Whatever the case, whenever possible we should be looking for outcomes at the upper ends of Kirkpatrick’s Framework: transfer to practice, improved patient outcomes, and improved health of the community. Studies assessing ACLS adherence and outcomes, decreased procedural complication rates, and faster times to diagnosis using specific devices, these represent the best that SBME research has to offer. Here comes in an additional challenge to generalization: if we are looking at patient outcomes, patients now represent an added variable to the equation.

Arguments against the generalization of findings are certainly worth consideration. Institutions that have well imbedded simulation programs (as a continuous part of the curriculum) are more likely to have more robust outcomes. This is partly because, when it comes to SBME, major gains are made with repeated exposure (including, but not exclusive to, deliberate practice). Other drawbacks include differences in terminology (stooges vs confederates) and levels of resources.

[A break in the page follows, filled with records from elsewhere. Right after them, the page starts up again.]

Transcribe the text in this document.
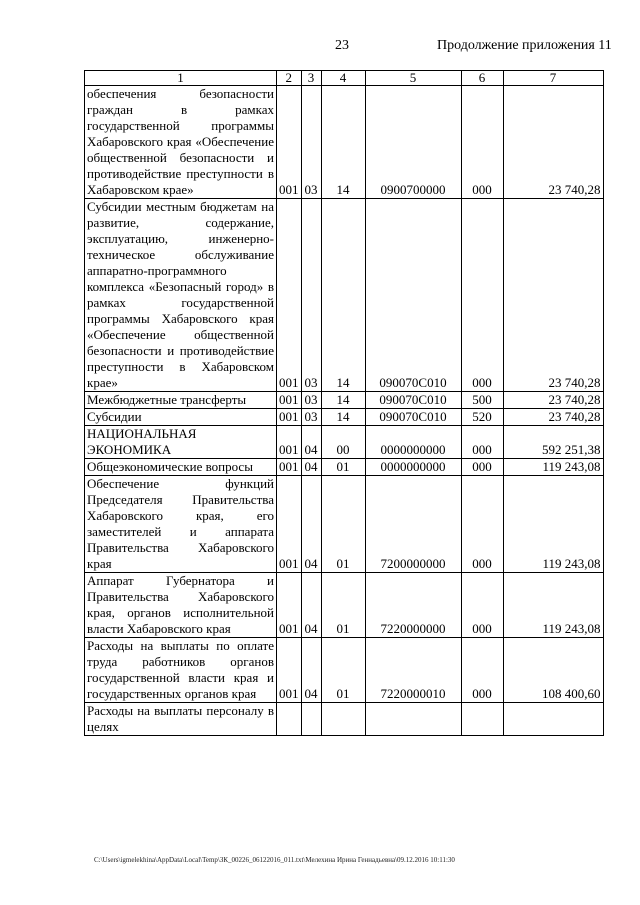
23	Продолжение приложения 11
1	2	3	4	5	6	7
обеспечения безопасности граждан в рамках государственной программы Хабаровского края «Обеспечение общественной безопасности и противодействие преступности в Хабаровском крае»	001	03	14	0900700000	000	23 740,28
Субсидии местным бюджетам на развитие, содержание, эксплуатацию, инженерно-техническое обслуживание аппаратно-программного комплекса «Безопасный город» в рамках государственной программы Хабаровского края «Обеспечение общественной безопасности и противодействие преступности в Хабаровском крае»	001	03	14	090070С010	000	23 740,28
Межбюджетные трансферты	001	03	14	090070С010	500	23 740,28
Субсидии	001	03	14	090070С010	520	23 740,28
НАЦИОНАЛЬНАЯ ЭКОНОМИКА	001	04	00	0000000000	000	592 251,38
Общеэкономические вопросы	001	04	01	0000000000	000	119 243,08
Обеспечение функций Председателя Правительства Хабаровского края, его заместителей и аппарата Правительства Хабаровского края	001	04	01	7200000000	000	119 243,08
Аппарат Губернатора и Правительства Хабаровского края, органов исполнительной власти Хабаровского края	001	04	01	7220000000	000	119 243,08
Расходы на выплаты по оплате труда работников органов государственной власти края и государственных органов края	001	04	01	7220000010	000	108 400,60
Расходы на выплаты персоналу в целях						
C:\Users\igmelekhina\AppData\Local\Temp\ЗК_00226_06122016_011.txt\Мелехина Ирина Геннадьевна\09.12.2016 10:11:30
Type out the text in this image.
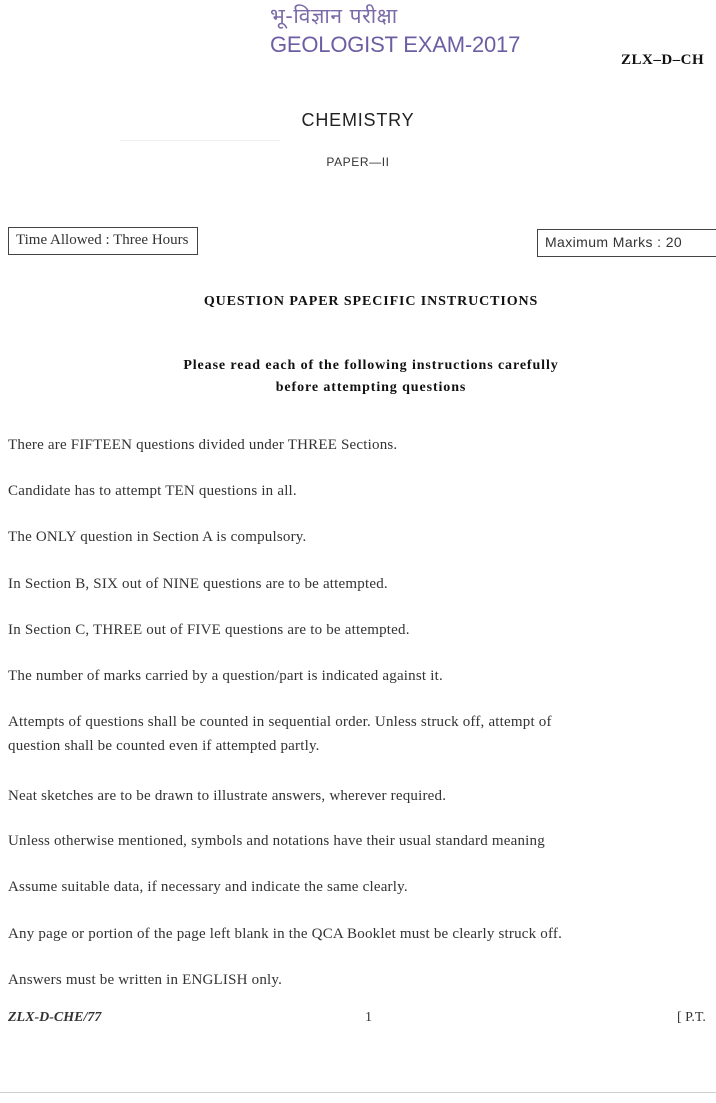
भू-विज्ञान परीक्षा
GEOLOGIST EXAM-2017
ZLX–D–CH
CHEMISTRY
PAPER—II
Time Allowed : Three Hours	Maximum Marks : 20
QUESTION PAPER SPECIFIC INSTRUCTIONS
Please read each of the following instructions carefully
before attempting questions
There are FIFTEEN questions divided under THREE Sections.
Candidate has to attempt TEN questions in all.
The ONLY question in Section A is compulsory.
In Section B, SIX out of NINE questions are to be attempted.
In Section C, THREE out of FIVE questions are to be attempted.
The number of marks carried by a question/part is indicated against it.
Attempts of questions shall be counted in sequential order. Unless struck off, attempt of
question shall be counted even if attempted partly.
Neat sketches are to be drawn to illustrate answers, wherever required.
Unless otherwise mentioned, symbols and notations have their usual standard meaning
Assume suitable data, if necessary and indicate the same clearly.
Any page or portion of the page left blank in the QCA Booklet must be clearly struck off.
Answers must be written in ENGLISH only.
ZLX-D-CHE/77	1	[ P.T.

For a great overview of SBME, check out:

When I read SBME research (specfically the High Fidelity Simulation kind), I often find myself thinking that the methods and findings seem consistent with practices at my own institution. Certainly this was the case with the Girzadas et al. (2009) Hybrid Simulation study. And so yes, I do find myself generalizing study implications to my trainees. Ultimately, this is the whole point, right? As education researchers, we can only hope that our research designs will serve to inform others of best practices, worthwhile initiatives, and potential pitfalls.

And while it is often criticized as excessively resource intensive, it just may be that the HFS environment does hold promise as being the near-ideal education research lab.